Healthcare (Commonwealth Union) – Scientists specializing in hematology at McMaster University in Canada, have made a significant breakthrough, uncovering the reason behind unexpected and persistent blood clotting that occurs even when patients are treated with high-dose anticoagulants.
Their findings, recently published in The New England Journal of Medicine, are poised to reshape how medical professionals diagnose and manage unusual or recurrent clotting disorders, with the potential to enhance patient care.
The researchers identified a newly recognized blood clotting condition that shares key characteristics with vaccine-induced immune thrombocytopenia and thrombosis (VITT)—a rare but severe clotting disorder linked to certain COVID-19 vaccines that are no longer in use.
The study highlights that some individuals can develop serious blood clotting due to antibodies that mimic those responsible for VITT, even without common triggers such as blood thinners (heparin) or prior vaccination.
This newly classified disorder has been named VITT-like monoclonal gammopathy of thrombotic significance (MGTS).
Theodore (Ted) Warkentin, the study’s co-first and corresponding author, who serves as professor emeritus in the Department of Pathology & Molecular Medicine at McMaster University indicated that their study revealed that it is crucial to identify and diagnose this emerging blood-clotting condition.
Warkentin, a hematologist in the Department of Medicine at Hamilton Health Sciences’ Hamilton General Hospital stated that recognizing and accurately diagnosing VITT-like MGTS is crucial to developing more advanced treatment approaches that extend beyond standard anticoagulant therapy.
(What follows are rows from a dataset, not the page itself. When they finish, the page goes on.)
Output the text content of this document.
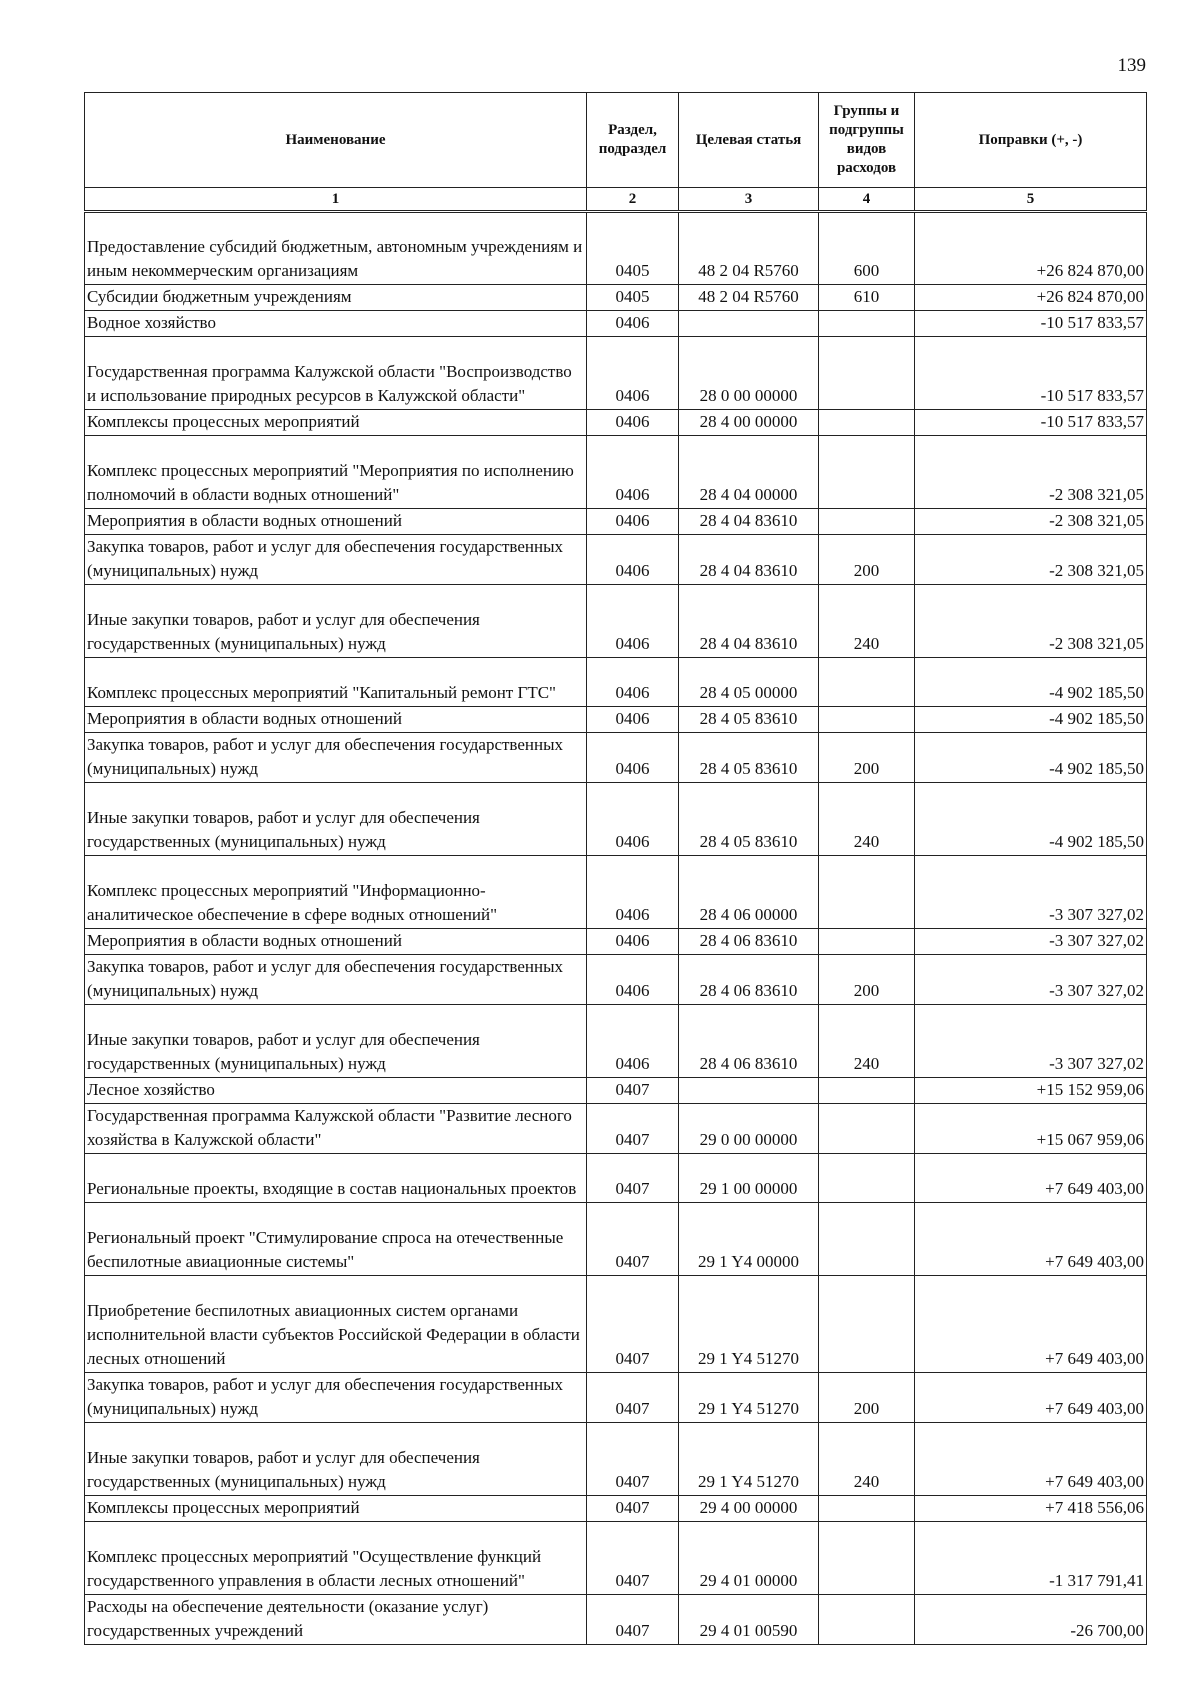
139
Наименование	Раздел, подраздел	Целевая статья	Группы и подгруппы видов расходов	Поправки (+, -)
1	2	3	4	5
Предоставление субсидий бюджетным, автономным учреждениям и иным некоммерческим организациям	0405	48 2 04 R5760	600	+26 824 870,00
Субсидии бюджетным учреждениям	0405	48 2 04 R5760	610	+26 824 870,00
Водное хозяйство	0406			-10 517 833,57
Государственная программа Калужской области "Воспроизводство и использование природных ресурсов в Калужской области"	0406	28 0 00 00000		-10 517 833,57
Комплексы процессных мероприятий	0406	28 4 00 00000		-10 517 833,57
Комплекс процессных мероприятий "Мероприятия по исполнению полномочий в области водных отношений"	0406	28 4 04 00000		-2 308 321,05
Мероприятия в области водных отношений	0406	28 4 04 83610		-2 308 321,05
Закупка товаров, работ и услуг для обеспечения государственных (муниципальных) нужд	0406	28 4 04 83610	200	-2 308 321,05
Иные закупки товаров, работ и услуг для обеспечения государственных (муниципальных) нужд	0406	28 4 04 83610	240	-2 308 321,05
Комплекс процессных мероприятий "Капитальный ремонт ГТС"	0406	28 4 05 00000		-4 902 185,50
Мероприятия в области водных отношений	0406	28 4 05 83610		-4 902 185,50
Закупка товаров, работ и услуг для обеспечения государственных (муниципальных) нужд	0406	28 4 05 83610	200	-4 902 185,50
Иные закупки товаров, работ и услуг для обеспечения государственных (муниципальных) нужд	0406	28 4 05 83610	240	-4 902 185,50
Комплекс процессных мероприятий "Информационно-аналитическое обеспечение в сфере водных отношений"	0406	28 4 06 00000		-3 307 327,02
Мероприятия в области водных отношений	0406	28 4 06 83610		-3 307 327,02
Закупка товаров, работ и услуг для обеспечения государственных (муниципальных) нужд	0406	28 4 06 83610	200	-3 307 327,02
Иные закупки товаров, работ и услуг для обеспечения государственных (муниципальных) нужд	0406	28 4 06 83610	240	-3 307 327,02
Лесное хозяйство	0407			+15 152 959,06
Государственная программа Калужской области "Развитие лесного хозяйства в Калужской области"	0407	29 0 00 00000		+15 067 959,06
Региональные проекты, входящие в состав национальных проектов	0407	29 1 00 00000		+7 649 403,00
Региональный проект "Стимулирование спроса на отечественные беспилотные авиационные системы"	0407	29 1 Y4 00000		+7 649 403,00
Приобретение беспилотных авиационных систем органами исполнительной власти субъектов Российской Федерации в области лесных отношений	0407	29 1 Y4 51270		+7 649 403,00
Закупка товаров, работ и услуг для обеспечения государственных (муниципальных) нужд	0407	29 1 Y4 51270	200	+7 649 403,00
Иные закупки товаров, работ и услуг для обеспечения государственных (муниципальных) нужд	0407	29 1 Y4 51270	240	+7 649 403,00
Комплексы процессных мероприятий	0407	29 4 00 00000		+7 418 556,06
Комплекс процессных мероприятий "Осуществление функций государственного управления в области лесных отношений"	0407	29 4 01 00000		-1 317 791,41
Расходы на обеспечение деятельности (оказание услуг) государственных учреждений	0407	29 4 01 00590		-26 700,00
Comprehensive testing took place at the McMaster Platelet Immunology Laboratory, housed within the Michael G. DeGroote Centre for Transfusion Research. This facility is the only one in Canada equipped with the full range of tests needed to identify and analyze the VITT-like antibodies that specifically target the PF4 protein.
Scientists conducted an in-depth examination of cases where patients continued to experience abnormal blood clotting despite receiving full-dose anticoagulants. Their focus was on individuals with unexplained VITT-like antibodies that remained present for at least a year or more.
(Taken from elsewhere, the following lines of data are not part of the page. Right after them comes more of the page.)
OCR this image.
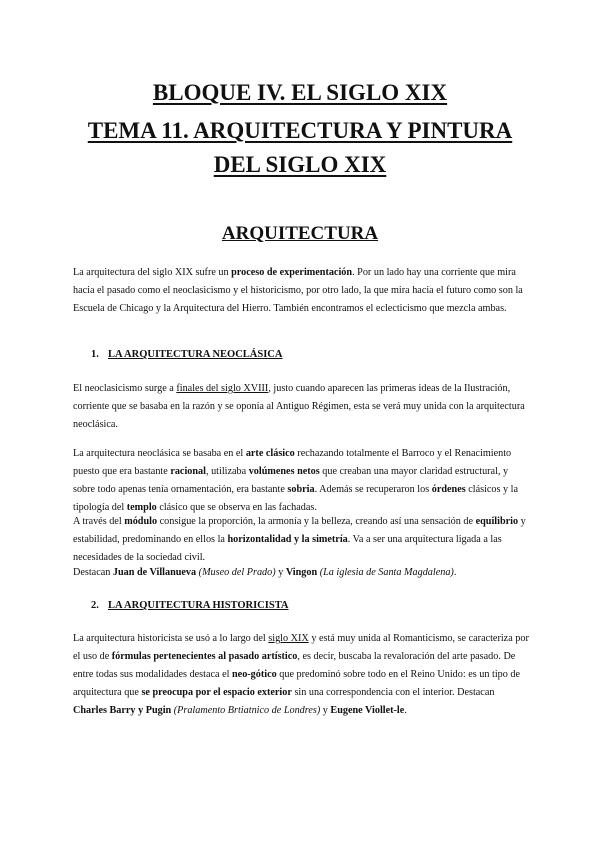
BLOQUE IV. EL SIGLO XIX
TEMA 11. ARQUITECTURA Y PINTURA
DEL SIGLO XIX
ARQUITECTURA

La arquitectura del siglo XIX sufre un proceso de experimentación. Por un lado hay una corriente que mira hacia el pasado como el neoclasicismo y el historicismo, por otro lado, la que mira hacia el futuro como son la Escuela de Chicago y la Arquitectura del Hierro. También encontramos el eclecticismo que mezcla ambas.

1. LA ARQUITECTURA NEOCLÁSICA

El neoclasicismo surge a finales del siglo XVIII, justo cuando aparecen las primeras ideas de la Ilustración, corriente que se basaba en la razón y se oponía al Antiguo Régimen, esta se verá muy unida con la arquitectura neoclásica.

La arquitectura neoclásica se basaba en el arte clásico rechazando totalmente el Barroco y el Renacimiento puesto que era bastante racional, utilizaba volúmenes netos que creaban una mayor claridad estructural, y sobre todo apenas tenía ornamentación, era bastante sobria. Además se recuperaron los órdenes clásicos y la tipología del templo clásico que se observa en las fachadas.

A través del módulo consigue la proporción, la armonía y la belleza, creando así una sensación de equilibrio y estabilidad, predominando en ellos la horizontalidad y la simetría. Va a ser una arquitectura ligada a las necesidades de la sociedad civil.

Destacan Juan de Villanueva (Museo del Prado) y Vingon (La iglesia de Santa Magdalena).

2. LA ARQUITECTURA HISTORICISTA

La arquitectura historicista se usó a lo largo del siglo XIX y está muy unida al Romanticismo, se caracteriza por el uso de fórmulas pertenecientes al pasado artístico, es decir, buscaba la revaloración del arte pasado. De entre todas sus modalidades destaca el neo-gótico que predominó sobre todo en el Reino Unido: es un tipo de arquitectura que se preocupa por el espacio exterior sin una correspondencia con el interior. Destacan Charles Barry y Pugin (Pralamento Brtiatnico de Londres) y Eugene Viollet-le.
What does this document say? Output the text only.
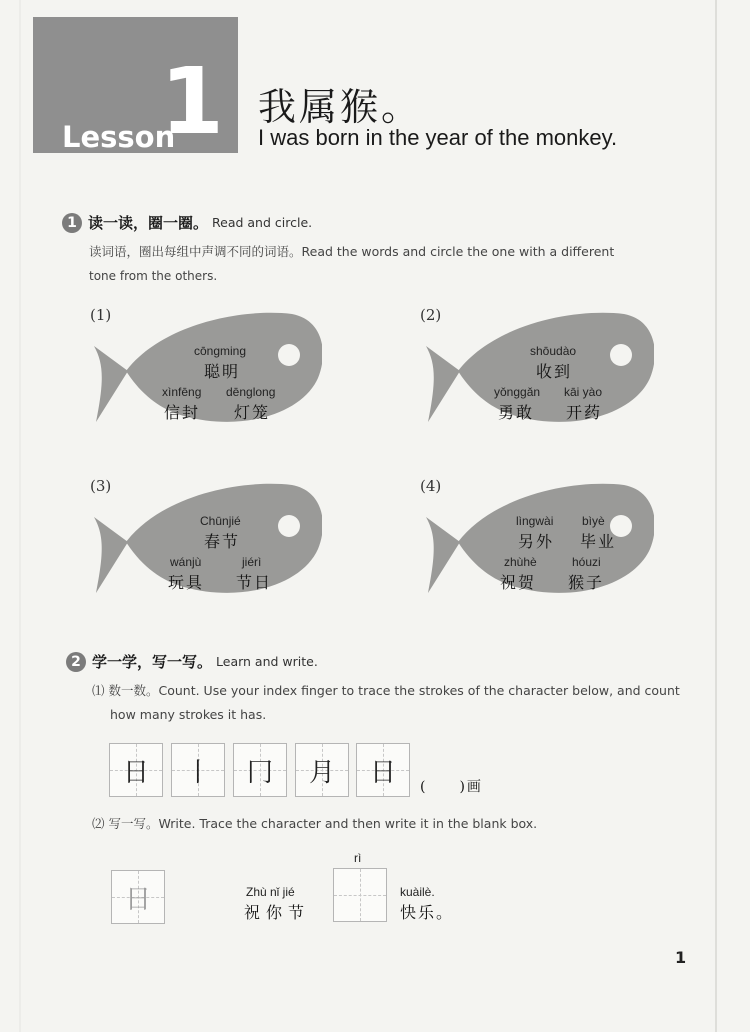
1
Lesson
我属猴。
I was born in the year of the monkey.
1 读一读，圈一圈。 Read and circle.
读词语，圈出每组中声调不同的词语。Read the words and circle the one with a different
tone from the others.
(1)
cōngming
聪明
xìnfēng
信封
dēnglong
灯笼
(2)
shōudào
收到
yǒnggǎn
勇敢
kāi yào
开药
(3)
Chūnjié
春节
wánjù
玩具
jiérì
节日
(4)
lìngwài
另外
bìyè
毕业
zhùhè
祝贺
hóuzi
猴子
2 学一学，写一写。 Learn and write.
⑴ 数一数。Count. Use your index finger to trace the strokes of the character below, and count
how many strokes it has.
日	丨	冂	月	日	(　　)画
⑵ 写一写。Write. Trace the character and then write it in the blank box.
日	Zhù nǐ jié
祝你节
rì
kuàilè.
快乐。
1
The investigation revealed the existence of M (monoclonal) proteins—markers commonly associated with plasma cell disorders. The persistence of these VITT-like immune responses for over 12 months, an unusual characteristic for most anti-PF4 antibodies, suggested an ongoing disease process rather than a temporary immune reaction.
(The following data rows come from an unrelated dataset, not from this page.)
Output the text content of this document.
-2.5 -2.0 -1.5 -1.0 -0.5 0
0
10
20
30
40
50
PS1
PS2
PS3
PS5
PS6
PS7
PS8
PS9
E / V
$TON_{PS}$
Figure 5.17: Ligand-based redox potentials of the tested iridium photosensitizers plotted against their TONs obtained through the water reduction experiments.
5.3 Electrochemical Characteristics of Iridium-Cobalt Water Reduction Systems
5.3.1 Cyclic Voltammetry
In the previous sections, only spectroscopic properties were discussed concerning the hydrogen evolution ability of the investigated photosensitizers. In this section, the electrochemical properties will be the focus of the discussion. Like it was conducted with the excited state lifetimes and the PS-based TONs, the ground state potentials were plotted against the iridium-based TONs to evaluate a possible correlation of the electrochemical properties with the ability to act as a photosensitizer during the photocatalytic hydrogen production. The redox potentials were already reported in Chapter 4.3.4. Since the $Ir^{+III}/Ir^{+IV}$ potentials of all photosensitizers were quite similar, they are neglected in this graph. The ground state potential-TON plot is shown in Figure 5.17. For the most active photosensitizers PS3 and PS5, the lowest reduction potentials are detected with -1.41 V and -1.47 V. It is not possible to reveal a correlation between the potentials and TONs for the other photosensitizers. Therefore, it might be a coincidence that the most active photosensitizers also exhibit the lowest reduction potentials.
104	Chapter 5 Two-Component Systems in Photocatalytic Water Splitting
The research was conducted through an international collaboration, gathering data from five patients who received treatment at medical institutions in Canada, New Zealand, France, Spain, and Germany.
Jing Jing Wang of Flinders University in Australia played a key role in confirming that the M proteins in each patient were the disease-causing VITT-like antibodies. Meanwhile, Andreas Greinacher from Greifswald University in Germany contributed by identifying additional similar cases through his anti-PF4 reference laboratory.
“The findings of this study underscore our ability to leverage fundamental molecular and biochemical science to unravel disease mechanisms,” explained the co-lead author Ishac Nazy, director of the McMaster Platelet Immunology Laboratory as well as co-director of the Michael G. DeGroote Centre for Transfusion Medicine.
“This approach enables precise patient diagnosis and informs timely treatment strategies, even for previously unidentified diseases, exemplifying true bench-to-bedside translational medicine,” says Nazy, who is an associate professor in the department of Medicine at the McMaster University.
An important finding was that all the patients did not respond to standard blood-thinning treatments. However, they experienced some improvement with alternative therapies, including high-dose intravenous immunoglobulin (IVIG), Bruton tyrosine kinase inhibitors (ibrutinib), and treatments targeting plasma cells used for myeloma.
The identification of this new blood clotting disorder carries significant implications for how medical professionals diagnose and manage patients with unusual or treatment-resistant blood clots in the future.
This research received financial support from the Canadian Institutes of Health Research (CIHR), the Public Health Agency of Canada, and the Heart and Stroke Foundation of Canada.